Rechtsmittelbelehrung

Gegen diesen Beschluss kann schriftlich oder zu Protokoll des Urkundsbeamten der Geschäftsstelle, Beschwerde bei dem Verwaltungsgericht Köln, Appellhofplatz, 50667 Köln eingelegt werden.

Statt in Schriftform kann die Einlegung der Beschwerde auch als elektronisches Dokument nach Maßgabe des § 55a der Verwaltungsgerichtsordnung - VwGO - und der Verordnung über die technischen Rahmenbedingungen des elektronischen Rechtsverkehrs und über das besondere elektronische Behördenpostfach (Elektronischer-Rechtsverkehr-Verordnung - ERVV) erfolgen.

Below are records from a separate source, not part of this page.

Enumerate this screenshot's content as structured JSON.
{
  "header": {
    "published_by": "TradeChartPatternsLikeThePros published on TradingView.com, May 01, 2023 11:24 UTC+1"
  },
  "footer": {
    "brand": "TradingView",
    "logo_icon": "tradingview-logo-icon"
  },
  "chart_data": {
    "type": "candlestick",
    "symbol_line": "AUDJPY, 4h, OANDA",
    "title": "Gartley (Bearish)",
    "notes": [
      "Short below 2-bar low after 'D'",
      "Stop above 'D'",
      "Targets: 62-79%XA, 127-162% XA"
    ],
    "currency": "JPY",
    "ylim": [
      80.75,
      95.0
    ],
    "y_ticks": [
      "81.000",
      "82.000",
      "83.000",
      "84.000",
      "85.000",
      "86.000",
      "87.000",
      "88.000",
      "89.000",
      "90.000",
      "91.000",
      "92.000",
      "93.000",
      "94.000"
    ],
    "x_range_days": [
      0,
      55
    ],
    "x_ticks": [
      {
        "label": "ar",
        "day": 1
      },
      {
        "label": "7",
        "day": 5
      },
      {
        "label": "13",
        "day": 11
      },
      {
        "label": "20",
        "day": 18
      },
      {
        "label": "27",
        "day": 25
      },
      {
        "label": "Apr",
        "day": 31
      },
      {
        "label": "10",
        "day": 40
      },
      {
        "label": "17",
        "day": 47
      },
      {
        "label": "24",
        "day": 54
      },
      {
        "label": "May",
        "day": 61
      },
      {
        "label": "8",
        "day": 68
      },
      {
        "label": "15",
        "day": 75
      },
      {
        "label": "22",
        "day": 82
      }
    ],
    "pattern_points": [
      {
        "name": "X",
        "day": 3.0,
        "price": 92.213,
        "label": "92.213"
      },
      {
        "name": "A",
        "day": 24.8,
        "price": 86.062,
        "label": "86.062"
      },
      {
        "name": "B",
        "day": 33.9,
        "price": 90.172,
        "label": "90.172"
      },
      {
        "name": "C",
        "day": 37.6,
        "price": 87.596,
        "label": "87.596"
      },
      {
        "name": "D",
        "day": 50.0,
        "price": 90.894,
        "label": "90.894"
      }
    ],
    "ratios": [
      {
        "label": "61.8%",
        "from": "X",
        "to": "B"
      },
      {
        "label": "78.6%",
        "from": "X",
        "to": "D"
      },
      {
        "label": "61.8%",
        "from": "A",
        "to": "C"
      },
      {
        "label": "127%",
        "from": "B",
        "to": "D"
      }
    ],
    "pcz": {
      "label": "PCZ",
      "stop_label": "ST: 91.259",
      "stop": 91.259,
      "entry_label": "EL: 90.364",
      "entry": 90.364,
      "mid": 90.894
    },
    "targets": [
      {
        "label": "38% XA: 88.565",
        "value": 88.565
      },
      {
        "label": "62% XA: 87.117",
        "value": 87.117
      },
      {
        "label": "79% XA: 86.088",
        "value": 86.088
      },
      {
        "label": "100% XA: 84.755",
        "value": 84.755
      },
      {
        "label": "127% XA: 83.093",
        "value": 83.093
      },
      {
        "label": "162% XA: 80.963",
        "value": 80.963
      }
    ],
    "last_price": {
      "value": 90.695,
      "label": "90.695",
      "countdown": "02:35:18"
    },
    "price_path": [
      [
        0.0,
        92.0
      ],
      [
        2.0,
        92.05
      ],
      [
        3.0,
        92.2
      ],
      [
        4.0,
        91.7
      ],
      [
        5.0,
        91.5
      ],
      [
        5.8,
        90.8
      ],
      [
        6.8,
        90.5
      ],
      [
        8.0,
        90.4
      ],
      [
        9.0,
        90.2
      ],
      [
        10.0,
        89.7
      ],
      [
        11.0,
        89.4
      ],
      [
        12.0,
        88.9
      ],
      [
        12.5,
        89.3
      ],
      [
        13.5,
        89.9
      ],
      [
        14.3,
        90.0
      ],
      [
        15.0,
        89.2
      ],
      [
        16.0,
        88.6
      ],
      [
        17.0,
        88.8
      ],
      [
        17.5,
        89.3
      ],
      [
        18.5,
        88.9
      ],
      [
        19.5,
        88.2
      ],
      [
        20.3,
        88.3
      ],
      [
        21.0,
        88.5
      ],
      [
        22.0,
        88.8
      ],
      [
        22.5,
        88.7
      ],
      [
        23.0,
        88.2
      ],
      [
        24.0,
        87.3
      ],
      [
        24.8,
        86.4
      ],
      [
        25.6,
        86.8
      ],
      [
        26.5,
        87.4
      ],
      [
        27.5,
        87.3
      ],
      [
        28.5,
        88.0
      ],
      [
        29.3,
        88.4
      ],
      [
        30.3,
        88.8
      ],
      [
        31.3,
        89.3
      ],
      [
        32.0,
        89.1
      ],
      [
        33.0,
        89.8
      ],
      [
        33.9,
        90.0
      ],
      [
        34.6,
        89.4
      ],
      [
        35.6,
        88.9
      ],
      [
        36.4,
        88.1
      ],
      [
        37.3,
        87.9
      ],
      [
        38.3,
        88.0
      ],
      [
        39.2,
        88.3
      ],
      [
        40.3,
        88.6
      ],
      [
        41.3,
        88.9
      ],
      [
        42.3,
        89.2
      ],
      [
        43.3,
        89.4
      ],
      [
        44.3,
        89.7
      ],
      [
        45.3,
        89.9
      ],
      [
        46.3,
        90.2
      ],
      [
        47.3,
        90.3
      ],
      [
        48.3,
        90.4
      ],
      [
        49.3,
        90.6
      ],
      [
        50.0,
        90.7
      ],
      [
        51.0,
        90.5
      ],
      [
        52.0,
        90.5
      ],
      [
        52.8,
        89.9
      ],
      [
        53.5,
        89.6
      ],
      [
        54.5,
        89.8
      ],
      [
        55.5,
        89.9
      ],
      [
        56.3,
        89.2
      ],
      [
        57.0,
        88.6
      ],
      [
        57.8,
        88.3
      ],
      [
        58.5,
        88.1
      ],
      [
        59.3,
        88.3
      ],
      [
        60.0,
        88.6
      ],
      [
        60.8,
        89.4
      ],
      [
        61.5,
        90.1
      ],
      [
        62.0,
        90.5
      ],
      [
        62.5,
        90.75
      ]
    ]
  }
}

Die Beschwerde ist innerhalb von sechs Monaten, nachdem die Entscheidung in der Hauptsache Rechtskraft erlangt oder das Verfahren sich anderweitig erledigt hat, einzulegen. Ist der Streitwert später als einen Monat vor Ablauf dieser Frist festgesetzt worden, so kann sie noch innerhalb eines Monats nach Zustellung oder formloser Mitteilung des Festsetzungsbeschlusses eingelegt werden.

Die Beschwerde ist nur zulässig, wenn der Wert des Beschwerdegegenstandes 200 Euro übersteigt.

Die Beschwerdeschrift sollte zweifach eingereicht werden. Im Fall der Einreichung eines elektronischen Dokuments bedarf es keiner Abschriften.